To get a better idea of ​​what sets these sea snails apart on a genetic level, a team of researchers led by Austrian Institute of Science and Technology (ISTA) postdoc Sean Stankowski examined the family tree of L. saxatilis and their relatives using whole genome sequences. In doing so, it was revealed that The ability to give birth to live young was related to 50 genetic changes spread throughout the snail’s genome and its identification was made easier due to the degree of interbreeding between snails in L. saxatilisdistribution range, which can lead to gene exchange between species.

“In this case, it is what gives us the opportunity to find the genes involved in the evolution of life, because the genetic background has been mixed with all this mixing,” Professor Roger Butlin from the University of Sheffield’s School of Biosciences, told IFLScience. “That’s why the genes responsible for life stand out in the background.”

two ecotypes of Littorina saxatilis

Both are Littorina saxatilis, but the larger snail is an ecotype that is adapted to defend against crab attacks, while the smaller one is a second ecotype that is adapted to live in areas with strong wave exposure.

Image credit: Sophie Webster.

Searching through the wealth of genetic information revealed that living baby sea snails emerged gradually over the past 100,000 years as a series of mutations accumulated. However, we still do not know which of those incremental changes were instrumental in the surprising shift in reproductive strategy.

“I don’t think we can say exactly what was necessary specifically for the snails’ life trait at this time,” Butlin continued. “All 50 occur together in all living snails, so it seems that many of them are necessary – together – for the production of life, but we think that some of them are probably responsible for other things that are associated with the production of life , such as the shift to year-round breeding instead of only breeding in one season.”

As for why they made this move, it’s possible that the transition from laying eggs to living could benefit these snails by making their young less susceptible to drying out, being crushed, or being predated before they had a chance to hatch. But that doesn’t mean it hasn’t generated some costs for parents.

“Additional investment in hatchlings would almost certainly have placed new demands on the snails’ anatomy, physiology and immune system,” Stankowski said in a statement. statement. “Many of the genomic regions we identified are likely involved in responding to these types of challenges.”

Diversity of Littorina snail shells

The wide range of shell types and habitats of Littorina snails may be a result of their way of life allowing them to adapt to a wide range of environmental conditions. This has led to the evolution of many “ecotypes” that vary in size, shape and behavior.

Image credit: Fredrik Pleijel.

Understand how big changes like this occur in evolution It is something we rarely have the opportunity to investigate, as it occurs very slowly and in a wide range of species, many of which are extinct.

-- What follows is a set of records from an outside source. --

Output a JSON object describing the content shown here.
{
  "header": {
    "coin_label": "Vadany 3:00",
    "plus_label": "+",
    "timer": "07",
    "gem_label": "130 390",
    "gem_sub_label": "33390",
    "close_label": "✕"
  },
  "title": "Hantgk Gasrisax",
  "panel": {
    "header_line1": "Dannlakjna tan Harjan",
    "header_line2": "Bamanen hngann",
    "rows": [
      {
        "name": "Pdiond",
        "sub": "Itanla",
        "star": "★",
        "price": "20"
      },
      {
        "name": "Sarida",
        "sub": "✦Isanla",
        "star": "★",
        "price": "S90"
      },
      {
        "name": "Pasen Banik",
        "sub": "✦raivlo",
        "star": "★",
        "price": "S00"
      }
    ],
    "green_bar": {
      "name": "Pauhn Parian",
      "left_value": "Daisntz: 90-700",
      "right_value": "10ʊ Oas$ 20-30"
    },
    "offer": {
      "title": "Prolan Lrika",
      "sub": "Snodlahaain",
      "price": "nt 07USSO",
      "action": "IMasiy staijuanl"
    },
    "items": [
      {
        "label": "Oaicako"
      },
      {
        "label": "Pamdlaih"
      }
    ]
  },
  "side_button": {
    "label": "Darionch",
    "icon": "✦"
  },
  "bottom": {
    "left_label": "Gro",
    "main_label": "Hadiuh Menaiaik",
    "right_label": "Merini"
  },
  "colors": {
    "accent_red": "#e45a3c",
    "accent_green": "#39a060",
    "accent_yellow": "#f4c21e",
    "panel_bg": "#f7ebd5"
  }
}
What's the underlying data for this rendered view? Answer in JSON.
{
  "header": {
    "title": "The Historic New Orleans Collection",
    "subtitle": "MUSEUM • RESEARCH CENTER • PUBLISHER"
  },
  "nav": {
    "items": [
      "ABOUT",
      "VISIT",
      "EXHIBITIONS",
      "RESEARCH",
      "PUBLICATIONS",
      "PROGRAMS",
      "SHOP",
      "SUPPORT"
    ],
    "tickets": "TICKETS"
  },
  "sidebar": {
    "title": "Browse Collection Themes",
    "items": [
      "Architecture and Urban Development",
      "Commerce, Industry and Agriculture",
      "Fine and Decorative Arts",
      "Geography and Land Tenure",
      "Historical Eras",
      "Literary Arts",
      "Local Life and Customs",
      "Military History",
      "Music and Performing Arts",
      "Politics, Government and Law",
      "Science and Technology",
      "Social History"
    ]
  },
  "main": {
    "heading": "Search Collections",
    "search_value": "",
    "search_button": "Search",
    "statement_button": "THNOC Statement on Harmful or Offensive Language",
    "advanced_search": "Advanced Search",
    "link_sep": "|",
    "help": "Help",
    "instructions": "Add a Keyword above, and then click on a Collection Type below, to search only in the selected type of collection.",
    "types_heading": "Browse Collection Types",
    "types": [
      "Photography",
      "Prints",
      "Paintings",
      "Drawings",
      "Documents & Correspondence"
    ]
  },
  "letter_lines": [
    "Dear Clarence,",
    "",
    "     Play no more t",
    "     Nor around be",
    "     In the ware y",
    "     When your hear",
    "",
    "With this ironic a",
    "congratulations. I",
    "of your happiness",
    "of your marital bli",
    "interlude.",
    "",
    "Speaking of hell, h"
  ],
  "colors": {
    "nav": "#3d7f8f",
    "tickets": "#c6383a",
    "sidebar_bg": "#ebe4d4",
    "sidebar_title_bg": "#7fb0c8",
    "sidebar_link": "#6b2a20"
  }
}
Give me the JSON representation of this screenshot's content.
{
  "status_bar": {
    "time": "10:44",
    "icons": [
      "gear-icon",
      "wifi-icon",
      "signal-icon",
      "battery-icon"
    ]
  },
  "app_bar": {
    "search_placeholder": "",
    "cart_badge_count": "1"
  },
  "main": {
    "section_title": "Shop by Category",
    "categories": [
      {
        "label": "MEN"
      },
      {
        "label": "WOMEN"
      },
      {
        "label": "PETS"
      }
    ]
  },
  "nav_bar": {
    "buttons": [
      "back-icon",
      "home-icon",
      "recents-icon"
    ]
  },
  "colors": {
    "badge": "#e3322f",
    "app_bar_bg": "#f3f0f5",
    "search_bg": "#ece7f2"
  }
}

The University of Sheffield team says this rare example of studying the genetic architecture of evolutionary change demonstrates that breakthrough innovations occur through incremental steps – no giant genetic leap is needed to establish surprising new functions.

Not only does this teach us about some of the big evolutionary changes of the past, like how feathers led to flight, but it can also give us insight into how future changes may occur in response to things like climate change, and what species are It is unlikely to adapt the thermal regulation necessary for survival.

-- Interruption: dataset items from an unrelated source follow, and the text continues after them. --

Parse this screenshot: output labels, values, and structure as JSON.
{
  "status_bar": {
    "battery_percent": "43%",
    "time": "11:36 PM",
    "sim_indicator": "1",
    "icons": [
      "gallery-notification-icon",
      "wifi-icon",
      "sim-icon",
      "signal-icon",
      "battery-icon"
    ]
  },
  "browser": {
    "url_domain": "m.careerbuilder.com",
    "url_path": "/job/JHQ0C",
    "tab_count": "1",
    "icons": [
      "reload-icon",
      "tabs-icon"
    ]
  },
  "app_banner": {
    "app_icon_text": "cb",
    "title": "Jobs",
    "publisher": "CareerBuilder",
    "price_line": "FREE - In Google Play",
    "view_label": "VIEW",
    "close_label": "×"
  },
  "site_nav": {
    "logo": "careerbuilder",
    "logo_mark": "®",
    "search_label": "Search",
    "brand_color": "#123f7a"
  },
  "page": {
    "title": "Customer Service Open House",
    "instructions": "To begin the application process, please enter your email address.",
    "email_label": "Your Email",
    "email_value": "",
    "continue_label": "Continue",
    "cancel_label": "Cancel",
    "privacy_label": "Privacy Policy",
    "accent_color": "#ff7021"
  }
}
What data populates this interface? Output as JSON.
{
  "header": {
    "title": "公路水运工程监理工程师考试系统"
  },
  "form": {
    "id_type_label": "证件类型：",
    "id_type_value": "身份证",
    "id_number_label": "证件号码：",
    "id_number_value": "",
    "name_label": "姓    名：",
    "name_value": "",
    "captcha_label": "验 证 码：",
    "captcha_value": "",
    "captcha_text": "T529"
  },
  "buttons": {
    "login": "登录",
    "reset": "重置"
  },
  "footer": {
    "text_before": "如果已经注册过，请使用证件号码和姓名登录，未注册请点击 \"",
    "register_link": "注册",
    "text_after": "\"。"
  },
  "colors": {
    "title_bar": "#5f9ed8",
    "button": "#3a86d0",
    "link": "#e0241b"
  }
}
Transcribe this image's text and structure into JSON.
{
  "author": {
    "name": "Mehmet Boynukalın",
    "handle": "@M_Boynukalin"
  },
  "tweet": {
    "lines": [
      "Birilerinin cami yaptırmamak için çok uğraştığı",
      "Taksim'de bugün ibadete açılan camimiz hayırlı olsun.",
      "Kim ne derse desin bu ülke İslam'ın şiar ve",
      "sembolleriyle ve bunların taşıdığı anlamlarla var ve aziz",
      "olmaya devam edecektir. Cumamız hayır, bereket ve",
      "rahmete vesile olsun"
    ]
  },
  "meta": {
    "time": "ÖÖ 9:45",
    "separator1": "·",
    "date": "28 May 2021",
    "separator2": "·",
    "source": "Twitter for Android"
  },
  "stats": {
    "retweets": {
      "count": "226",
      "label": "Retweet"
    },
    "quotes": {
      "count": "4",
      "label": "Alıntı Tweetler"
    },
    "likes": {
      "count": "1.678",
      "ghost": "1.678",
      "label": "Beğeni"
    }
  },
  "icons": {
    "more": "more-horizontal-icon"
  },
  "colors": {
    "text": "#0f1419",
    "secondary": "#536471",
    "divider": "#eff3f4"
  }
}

“By discovering and studying the recent evolutionary change in the way sea snails give birth, we can now understand these important changes and apply our methods to many other evolutionary changes,” Butlin said in another statement.

“Our results will change the way biologists view major evolutionary transitions, shifting the focus from large leaps in evolution toward understanding the progressive benefits of small evolutionary steps. “They will also help others analyze the genetic and historical bases of other adaptive traits, which is important when many organisms are forced to adapt rapidly to a changing world.”

The study is published in the journal. Science.